捕獲作戦 - 完了_2

敗北


フランスは動けなかった。
フランスがまだ動くと思い、自分よりはうまく話を進めるだろうと、珍しく空気を読んで黙っていたアメリカがフランスに駆け寄って

「フランスッ!君あんなこと言われてなに黙って見送ってるんだいっ?!
確かにスペインはなんかおかしかったけどっ!!」
と怒りをぶつける。

そんなアメリカにフランスは小さく首を横に振った。

「俺が動けなかったのはそれだけじゃないよ、アメリカ…」
「それ?なにがそれなんだいっ?!」
イライラというアメリカに、フランスは顔色を青くしたまま
「お前…気づかなかったのか?」
と、アメリカに目線を合わせた。

「だから何にだいっ?!はっきり言ってくれないとわからないんだぞっ!
これだから欧州のおっさん達は嫌なんだっ!!」
癇癪を起こすアメリカにフランスは心の底からため息をつく。

もしかしたら…1000年以上もの間その本質を隠し続けていたのかもしれない得体の知れない相手と対峙するのに、共闘するのは考えなしのお子様とはあまりに分が悪い…。

「イギリスが…あのイギリスが無条件にスペインを受け入れてたんだ…」
苦いものを口にするように、フランスはその言葉を舌に乗せた。

「は?わかんないんだぞ?イギリスがおとなしくスペインについていってたってことかい?単にそれだけ疲れてたんだろ?」

アメリカの言葉にフランスは心底絶望した。
共闘どころか下手すればお荷物を抱えて戦うことになるのか…。

「あのねぇ、坊ちゃんの性格はお前も知ってるでしょ?
あいつは自分の弱みを見せるのをすごく危険視する男なの。
だから、調子悪い時はいつもにもまして信用の置けない奴は近づかせないんだよ。
逆に言えばね、調子が悪い今、坊ちゃんが1000年以上一番近くにいた俺よりも、溺愛してたお前よりもスペインを選んだって事はだね、俺らよりスペインに心を許してるってことなの。
わかる?スペインはたった一日で俺達が数百年単位で築いた関係以上のモノを築いちゃったってことなんだよ」

は~っと肩を落とすフランス。

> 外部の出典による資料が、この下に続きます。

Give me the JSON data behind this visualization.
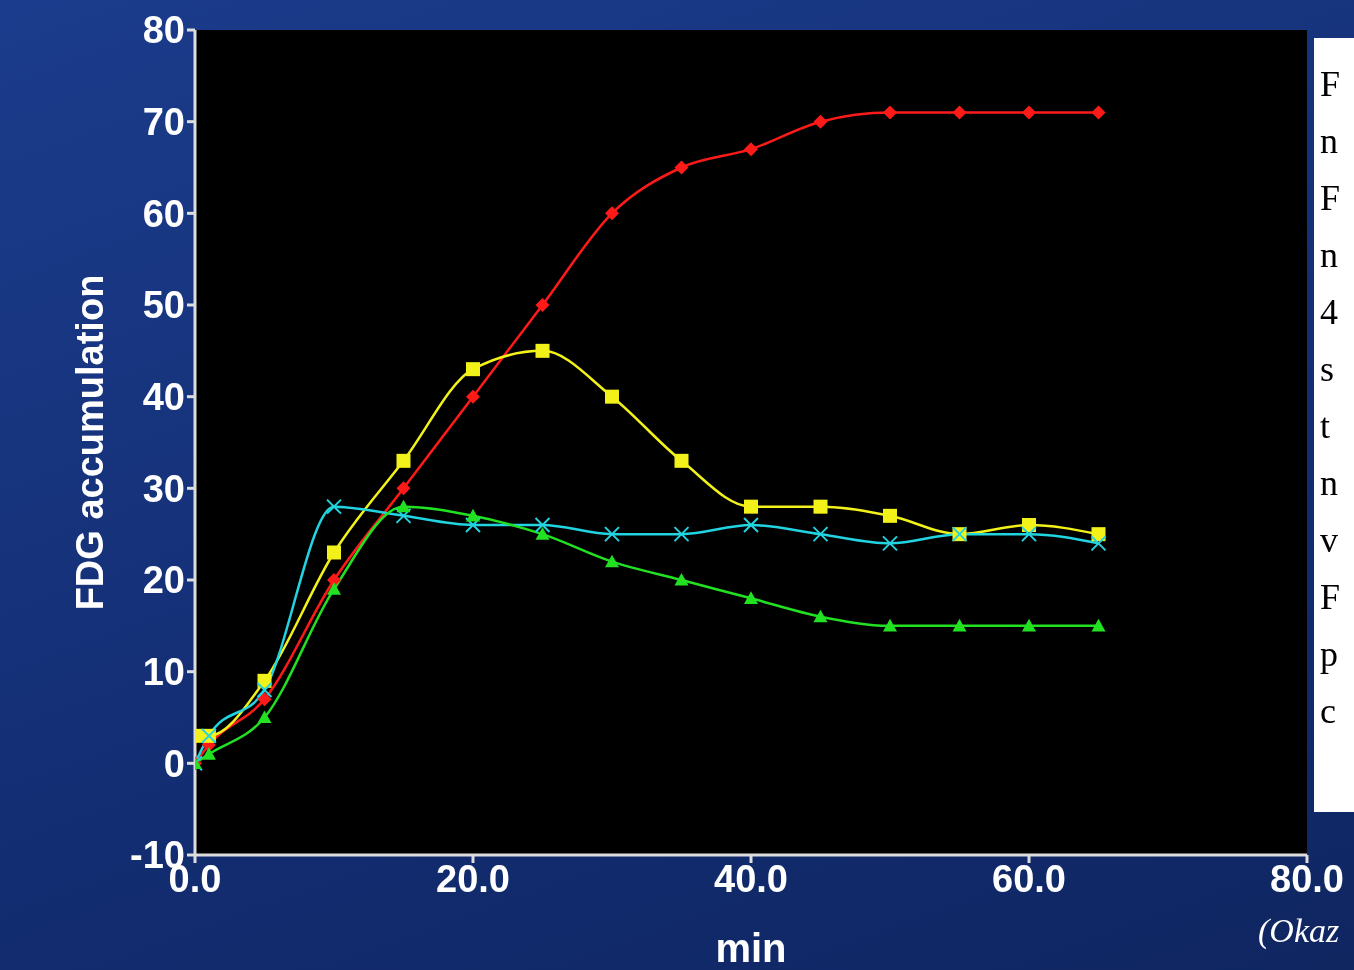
{
  "chart_data": {
    "type": "line",
    "xlabel": "min",
    "ylabel": "FDG accumulation",
    "x": [
      0,
      1,
      5,
      10,
      15,
      20,
      25,
      30,
      35,
      40,
      45,
      50,
      55,
      60,
      65
    ],
    "series": [
      {
        "color": "#ff1a1a",
        "marker": "diamond",
        "values": [
          0,
          2,
          7,
          20,
          30,
          40,
          50,
          60,
          65,
          67,
          70,
          71,
          71,
          71,
          71
        ]
      },
      {
        "color": "#f2f21a",
        "marker": "square",
        "values": [
          3,
          3,
          9,
          23,
          33,
          43,
          45,
          40,
          33,
          28,
          28,
          27,
          25,
          26,
          25
        ]
      },
      {
        "color": "#22d3e0",
        "marker": "cross",
        "values": [
          0,
          3,
          8,
          28,
          27,
          26,
          26,
          25,
          25,
          26,
          25,
          24,
          25,
          25,
          24
        ]
      },
      {
        "color": "#22e022",
        "marker": "triangle",
        "values": [
          0,
          1,
          5,
          19,
          28,
          27,
          25,
          22,
          20,
          18,
          16,
          15,
          15,
          15,
          15
        ]
      }
    ],
    "xlim": [
      0,
      80
    ],
    "xticks": [
      {
        "value": 0,
        "label": "0.0"
      },
      {
        "value": 20,
        "label": "20.0"
      },
      {
        "value": 40,
        "label": "40.0"
      },
      {
        "value": 60,
        "label": "60.0"
      },
      {
        "value": 80,
        "label": "80.0"
      }
    ],
    "ylim": [
      -10,
      80
    ],
    "yticks": [
      -10,
      0,
      10,
      20,
      30,
      40,
      50,
      60,
      70,
      80
    ],
    "grid": false,
    "legend": false,
    "annotations": [
      "F",
      "n",
      "F",
      "n",
      "4",
      "s",
      "t",
      "n",
      "v",
      "F",
      "p",
      "c",
      "(Okaz"
    ]
  }
}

自分で説明してても落ち込んでくる。
1000年以上の間、誰よりも側にいた。
そして…虫は徹底的に排除したはずだった。

新大陸の子どもを発見した時も持ち前の勘の良さでいつか強力なライバルになるとわかったからこそ、イギリスから引き離すために自分の側に引き込もうとして失敗。

それでも諦めずに嫌な顔をされながらも足しげく通い、無邪気な親愛が恋情に変化したばかりで、しかしまだ大人の知恵などつかない年齢のアメリカに、一人前の男としてみてもらいたいなら、と、独立を促した。

そう…独立をさせるために自国を傾けかけて、あまつさえ脈々と続く王国という形式さえ革命という形で失わせることになっても支援し続けたのだ。

そこまで捨て身で排除した虫に構っていたら、よもや全く予想だにしなかった奴に掻っ攫われるとは…愛の国のアンテナも落ちたものだ。

「そんなの…認めないんだぞっ!」
ただただ動揺している子どもを見て、フランスは泣きたくなる。

もし相手がこの不遜な子どもなら、取られても取り返すチャンスなど十分あった。

しかし1000年もの間、愛の国である自分に微塵も疑いを抱かせないどころか、何があってもありえないくらいの事を思うくらいに完璧に隠し通した理性と手腕の持ち主では、こちらが付け入る隙など与えないだろう。

完敗だ…と思うものの、そこで諦められるようなら1000年以上も外堀を埋めることに費やしてはいない。

焦らして焦らして渇望しきっている時の方がより優位に進められる…唯一本気の恋愛なだけにそんな欲を出したのが間違いだったのだ。
始めから惜しげなく与えていれば、意外にあっさり手に入ったかもしれなかったのに、もう全てが遅い…。

全ての恋愛において成功者だった愛の国は…唯一一番失敗したくない恋愛で取り返しの付かない失敗をしたこと悟り、途方にくれた。